The thought brought another one. Before she left to meet Lieutenant Coldstone, she wrapped up a small crock of butter, a wedge of her mother-in-law’s justly famous cheese, half of one of her new-baked loaves and some of the pears she’d bought, put them in one of her baskets, and left the house slightly early, to give herself time to carry this offering to Hanover Street. The Hazlitt bookshop was closed. When she went round to the back, she could see through the shed windows a great stack of paper beside the printing press, a much smaller pile of finished pamphlets, and a dozen hung up to dry.
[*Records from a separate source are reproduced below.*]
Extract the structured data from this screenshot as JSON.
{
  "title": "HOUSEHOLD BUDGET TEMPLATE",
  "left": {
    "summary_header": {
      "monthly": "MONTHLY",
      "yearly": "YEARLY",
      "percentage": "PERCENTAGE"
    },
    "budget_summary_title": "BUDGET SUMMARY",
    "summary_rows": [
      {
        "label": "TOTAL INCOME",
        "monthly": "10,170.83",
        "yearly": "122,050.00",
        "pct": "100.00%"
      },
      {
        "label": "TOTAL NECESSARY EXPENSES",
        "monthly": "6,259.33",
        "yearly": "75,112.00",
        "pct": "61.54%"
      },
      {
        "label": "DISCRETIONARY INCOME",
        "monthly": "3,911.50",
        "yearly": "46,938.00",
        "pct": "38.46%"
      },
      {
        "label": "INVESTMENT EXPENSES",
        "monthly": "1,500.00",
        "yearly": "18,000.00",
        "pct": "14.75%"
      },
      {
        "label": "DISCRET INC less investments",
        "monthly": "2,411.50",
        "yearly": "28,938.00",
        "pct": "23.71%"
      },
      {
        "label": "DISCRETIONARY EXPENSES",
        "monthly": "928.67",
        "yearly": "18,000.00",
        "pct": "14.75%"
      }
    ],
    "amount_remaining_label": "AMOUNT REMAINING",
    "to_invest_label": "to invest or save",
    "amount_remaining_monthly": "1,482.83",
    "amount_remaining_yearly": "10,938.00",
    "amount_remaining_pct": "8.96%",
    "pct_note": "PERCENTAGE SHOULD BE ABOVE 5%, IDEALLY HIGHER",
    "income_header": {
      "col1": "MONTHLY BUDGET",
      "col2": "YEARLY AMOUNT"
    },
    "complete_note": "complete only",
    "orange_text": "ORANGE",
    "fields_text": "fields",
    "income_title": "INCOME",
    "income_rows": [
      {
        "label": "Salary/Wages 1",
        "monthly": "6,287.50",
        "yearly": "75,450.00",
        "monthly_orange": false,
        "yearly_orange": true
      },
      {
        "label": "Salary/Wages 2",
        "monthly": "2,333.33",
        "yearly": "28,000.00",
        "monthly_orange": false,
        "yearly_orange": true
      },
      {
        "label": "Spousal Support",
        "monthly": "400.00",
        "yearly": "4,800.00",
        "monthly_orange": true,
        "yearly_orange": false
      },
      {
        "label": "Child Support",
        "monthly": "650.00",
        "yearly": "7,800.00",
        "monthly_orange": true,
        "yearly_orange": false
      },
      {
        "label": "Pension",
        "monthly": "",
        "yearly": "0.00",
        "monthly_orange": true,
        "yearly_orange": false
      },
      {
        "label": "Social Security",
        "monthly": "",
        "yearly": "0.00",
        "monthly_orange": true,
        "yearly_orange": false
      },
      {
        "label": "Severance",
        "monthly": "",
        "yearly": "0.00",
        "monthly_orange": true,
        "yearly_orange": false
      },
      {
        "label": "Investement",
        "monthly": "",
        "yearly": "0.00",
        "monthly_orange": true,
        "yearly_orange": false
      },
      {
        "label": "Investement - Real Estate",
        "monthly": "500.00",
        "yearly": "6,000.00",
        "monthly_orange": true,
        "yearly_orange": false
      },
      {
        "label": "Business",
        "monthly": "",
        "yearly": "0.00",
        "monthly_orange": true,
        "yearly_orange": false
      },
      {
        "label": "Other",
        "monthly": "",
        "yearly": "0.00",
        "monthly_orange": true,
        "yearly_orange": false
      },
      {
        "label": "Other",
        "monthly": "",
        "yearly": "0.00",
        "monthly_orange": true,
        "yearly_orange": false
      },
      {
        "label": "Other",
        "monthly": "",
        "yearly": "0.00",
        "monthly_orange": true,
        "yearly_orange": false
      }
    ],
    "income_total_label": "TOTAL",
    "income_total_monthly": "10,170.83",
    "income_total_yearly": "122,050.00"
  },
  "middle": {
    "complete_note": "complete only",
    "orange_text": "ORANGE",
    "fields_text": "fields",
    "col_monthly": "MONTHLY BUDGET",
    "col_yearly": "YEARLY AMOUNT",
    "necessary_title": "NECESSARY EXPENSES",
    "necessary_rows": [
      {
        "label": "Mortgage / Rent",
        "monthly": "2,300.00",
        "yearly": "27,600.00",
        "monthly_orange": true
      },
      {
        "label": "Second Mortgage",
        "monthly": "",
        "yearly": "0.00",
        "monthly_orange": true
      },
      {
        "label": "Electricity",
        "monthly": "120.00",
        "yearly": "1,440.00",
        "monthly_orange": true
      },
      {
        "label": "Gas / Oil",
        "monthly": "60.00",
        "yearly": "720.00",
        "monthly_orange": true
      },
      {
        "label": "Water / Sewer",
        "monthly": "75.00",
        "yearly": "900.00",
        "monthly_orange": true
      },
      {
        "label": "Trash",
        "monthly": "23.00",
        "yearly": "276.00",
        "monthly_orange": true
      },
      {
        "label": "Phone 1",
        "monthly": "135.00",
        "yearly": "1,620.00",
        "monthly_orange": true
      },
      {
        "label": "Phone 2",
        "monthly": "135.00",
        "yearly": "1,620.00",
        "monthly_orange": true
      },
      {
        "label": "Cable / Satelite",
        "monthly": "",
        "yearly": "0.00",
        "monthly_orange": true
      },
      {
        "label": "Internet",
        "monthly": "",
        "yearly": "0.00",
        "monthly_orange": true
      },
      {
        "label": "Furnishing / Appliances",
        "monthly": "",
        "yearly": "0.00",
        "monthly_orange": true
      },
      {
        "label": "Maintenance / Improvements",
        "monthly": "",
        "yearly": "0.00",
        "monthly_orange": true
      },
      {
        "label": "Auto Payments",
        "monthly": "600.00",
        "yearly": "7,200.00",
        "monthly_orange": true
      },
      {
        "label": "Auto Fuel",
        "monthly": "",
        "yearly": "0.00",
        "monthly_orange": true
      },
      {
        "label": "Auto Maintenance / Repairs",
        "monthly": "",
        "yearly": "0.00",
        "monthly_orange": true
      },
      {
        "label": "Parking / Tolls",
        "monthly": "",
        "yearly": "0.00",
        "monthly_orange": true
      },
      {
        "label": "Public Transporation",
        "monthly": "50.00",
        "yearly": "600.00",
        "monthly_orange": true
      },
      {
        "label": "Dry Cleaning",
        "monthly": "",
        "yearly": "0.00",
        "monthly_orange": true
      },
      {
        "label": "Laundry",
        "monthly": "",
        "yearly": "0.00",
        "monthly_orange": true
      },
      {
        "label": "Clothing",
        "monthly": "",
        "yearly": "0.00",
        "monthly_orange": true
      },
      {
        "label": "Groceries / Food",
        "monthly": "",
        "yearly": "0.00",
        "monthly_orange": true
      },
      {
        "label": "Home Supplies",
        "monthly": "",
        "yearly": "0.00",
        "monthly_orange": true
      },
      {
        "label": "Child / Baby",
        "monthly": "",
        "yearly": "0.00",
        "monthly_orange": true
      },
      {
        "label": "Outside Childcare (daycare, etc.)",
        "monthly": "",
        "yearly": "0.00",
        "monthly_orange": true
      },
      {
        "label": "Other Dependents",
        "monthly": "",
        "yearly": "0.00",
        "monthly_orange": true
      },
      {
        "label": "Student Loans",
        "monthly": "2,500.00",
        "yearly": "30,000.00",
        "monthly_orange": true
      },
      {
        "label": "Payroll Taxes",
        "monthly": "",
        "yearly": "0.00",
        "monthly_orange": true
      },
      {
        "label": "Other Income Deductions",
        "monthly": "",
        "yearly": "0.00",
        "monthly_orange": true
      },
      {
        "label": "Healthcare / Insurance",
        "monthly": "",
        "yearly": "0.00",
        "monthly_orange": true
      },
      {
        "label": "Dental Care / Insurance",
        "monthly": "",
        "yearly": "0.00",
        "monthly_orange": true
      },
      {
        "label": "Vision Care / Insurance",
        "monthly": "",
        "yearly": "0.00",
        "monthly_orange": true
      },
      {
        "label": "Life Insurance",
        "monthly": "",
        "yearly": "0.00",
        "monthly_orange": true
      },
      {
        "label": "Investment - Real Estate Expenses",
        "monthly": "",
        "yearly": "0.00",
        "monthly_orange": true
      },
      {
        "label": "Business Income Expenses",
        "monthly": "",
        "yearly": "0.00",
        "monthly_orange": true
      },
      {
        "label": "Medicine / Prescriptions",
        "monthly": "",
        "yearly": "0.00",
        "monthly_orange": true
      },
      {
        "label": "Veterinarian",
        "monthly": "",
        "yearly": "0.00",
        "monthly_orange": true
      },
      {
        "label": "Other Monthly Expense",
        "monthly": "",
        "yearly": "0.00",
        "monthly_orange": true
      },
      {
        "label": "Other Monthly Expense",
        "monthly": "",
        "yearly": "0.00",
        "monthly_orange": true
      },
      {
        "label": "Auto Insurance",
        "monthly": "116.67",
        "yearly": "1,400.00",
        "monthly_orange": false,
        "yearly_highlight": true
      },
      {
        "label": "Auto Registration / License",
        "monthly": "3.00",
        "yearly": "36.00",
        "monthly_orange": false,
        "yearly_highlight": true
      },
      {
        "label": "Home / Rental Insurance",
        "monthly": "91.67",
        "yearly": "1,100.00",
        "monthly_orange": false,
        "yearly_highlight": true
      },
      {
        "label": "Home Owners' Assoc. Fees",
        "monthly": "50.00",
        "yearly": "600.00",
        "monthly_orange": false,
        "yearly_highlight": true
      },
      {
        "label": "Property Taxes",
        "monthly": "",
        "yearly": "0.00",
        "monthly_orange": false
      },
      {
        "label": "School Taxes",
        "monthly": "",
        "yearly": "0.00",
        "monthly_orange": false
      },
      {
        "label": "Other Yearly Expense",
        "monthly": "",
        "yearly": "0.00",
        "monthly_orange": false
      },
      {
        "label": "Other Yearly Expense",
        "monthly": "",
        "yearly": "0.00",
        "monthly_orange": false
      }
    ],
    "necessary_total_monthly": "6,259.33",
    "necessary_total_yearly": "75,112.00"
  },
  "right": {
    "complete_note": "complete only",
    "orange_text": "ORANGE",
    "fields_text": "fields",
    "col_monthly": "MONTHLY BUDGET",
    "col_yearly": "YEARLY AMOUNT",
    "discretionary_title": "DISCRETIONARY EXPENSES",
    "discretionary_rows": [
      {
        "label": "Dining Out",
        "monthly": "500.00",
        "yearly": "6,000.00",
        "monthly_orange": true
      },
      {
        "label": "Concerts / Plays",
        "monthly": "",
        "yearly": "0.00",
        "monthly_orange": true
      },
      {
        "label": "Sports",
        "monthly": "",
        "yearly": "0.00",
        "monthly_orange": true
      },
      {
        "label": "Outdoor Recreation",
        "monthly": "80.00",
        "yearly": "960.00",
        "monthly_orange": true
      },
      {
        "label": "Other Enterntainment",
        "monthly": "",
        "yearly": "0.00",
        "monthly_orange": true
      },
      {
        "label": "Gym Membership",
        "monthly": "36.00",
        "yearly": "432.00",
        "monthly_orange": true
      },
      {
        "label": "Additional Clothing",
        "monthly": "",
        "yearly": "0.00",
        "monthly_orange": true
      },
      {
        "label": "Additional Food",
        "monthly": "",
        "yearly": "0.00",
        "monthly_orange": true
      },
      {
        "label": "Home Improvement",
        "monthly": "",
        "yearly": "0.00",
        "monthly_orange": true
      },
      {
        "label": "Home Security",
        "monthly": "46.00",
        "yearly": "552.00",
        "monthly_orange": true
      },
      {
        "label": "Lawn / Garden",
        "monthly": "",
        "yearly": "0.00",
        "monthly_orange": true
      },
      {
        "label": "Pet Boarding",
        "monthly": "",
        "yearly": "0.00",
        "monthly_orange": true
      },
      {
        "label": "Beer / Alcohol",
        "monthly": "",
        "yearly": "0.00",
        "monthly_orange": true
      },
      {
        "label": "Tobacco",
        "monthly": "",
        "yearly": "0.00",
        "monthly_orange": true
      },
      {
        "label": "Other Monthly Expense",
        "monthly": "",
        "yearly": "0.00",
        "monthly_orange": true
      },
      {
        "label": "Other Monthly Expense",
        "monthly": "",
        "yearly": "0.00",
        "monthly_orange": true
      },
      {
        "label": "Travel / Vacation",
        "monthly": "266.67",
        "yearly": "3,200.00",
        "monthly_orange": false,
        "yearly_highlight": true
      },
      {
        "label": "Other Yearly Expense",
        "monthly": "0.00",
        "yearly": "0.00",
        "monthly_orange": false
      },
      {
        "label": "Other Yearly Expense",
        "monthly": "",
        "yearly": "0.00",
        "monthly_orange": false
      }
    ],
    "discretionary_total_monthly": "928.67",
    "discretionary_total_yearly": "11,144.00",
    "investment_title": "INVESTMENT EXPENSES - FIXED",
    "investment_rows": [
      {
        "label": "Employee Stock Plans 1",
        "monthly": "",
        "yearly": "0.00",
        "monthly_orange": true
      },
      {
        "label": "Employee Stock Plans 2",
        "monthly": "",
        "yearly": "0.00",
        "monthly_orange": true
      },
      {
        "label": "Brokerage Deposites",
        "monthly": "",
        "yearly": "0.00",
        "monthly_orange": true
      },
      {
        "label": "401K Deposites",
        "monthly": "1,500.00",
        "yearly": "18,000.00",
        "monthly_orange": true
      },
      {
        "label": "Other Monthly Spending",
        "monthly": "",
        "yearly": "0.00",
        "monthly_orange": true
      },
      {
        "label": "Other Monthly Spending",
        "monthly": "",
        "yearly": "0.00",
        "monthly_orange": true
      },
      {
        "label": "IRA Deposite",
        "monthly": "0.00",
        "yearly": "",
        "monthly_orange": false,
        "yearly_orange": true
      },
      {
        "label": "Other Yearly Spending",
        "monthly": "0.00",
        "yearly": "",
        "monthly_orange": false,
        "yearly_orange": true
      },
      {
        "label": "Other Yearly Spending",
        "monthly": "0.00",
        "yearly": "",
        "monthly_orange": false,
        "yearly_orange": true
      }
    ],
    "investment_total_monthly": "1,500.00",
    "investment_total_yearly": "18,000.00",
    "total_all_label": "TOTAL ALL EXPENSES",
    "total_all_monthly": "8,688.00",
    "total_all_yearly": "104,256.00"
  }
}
From the half-open door of the keeping room came the sound of voices, Mrs. Hazlitt’s very fast, running over Orion’s interjections—
“—Don’t interrupt me, darling, you never listen to me now, you used to care what I had to say. Now you don’t even care that I love you. That I have given up everything, everything in my life for love of you—”
“Of course I love you, but—”
“Then listen to me! Please, sit down and listen to me for once—”
“Mother, I always listen—”
“You don’t! You’re always thinking about just dosing me with that horrible laudanum—don’t go looking around the room for it while I’m speaking, please, please, my darling—”
Orion caught Abigail’s eye as she stood in the doorway. He’d clearly been interrupted in the midst of a print run, his sleeves rolled to his biceps, his shirt, apron, flesh all smudged and sticky with ink. He moved his head, with a slight, desperate jerk, toward the open door of the staircase (
And with the cost of wood it’s no wonder he can afford no better help than Miss Damnation, with the heat wasted
. . .). Remembering what he’d told her about laudanum, Abigail set her basket on the sideboard and moved swiftly to the narrow door.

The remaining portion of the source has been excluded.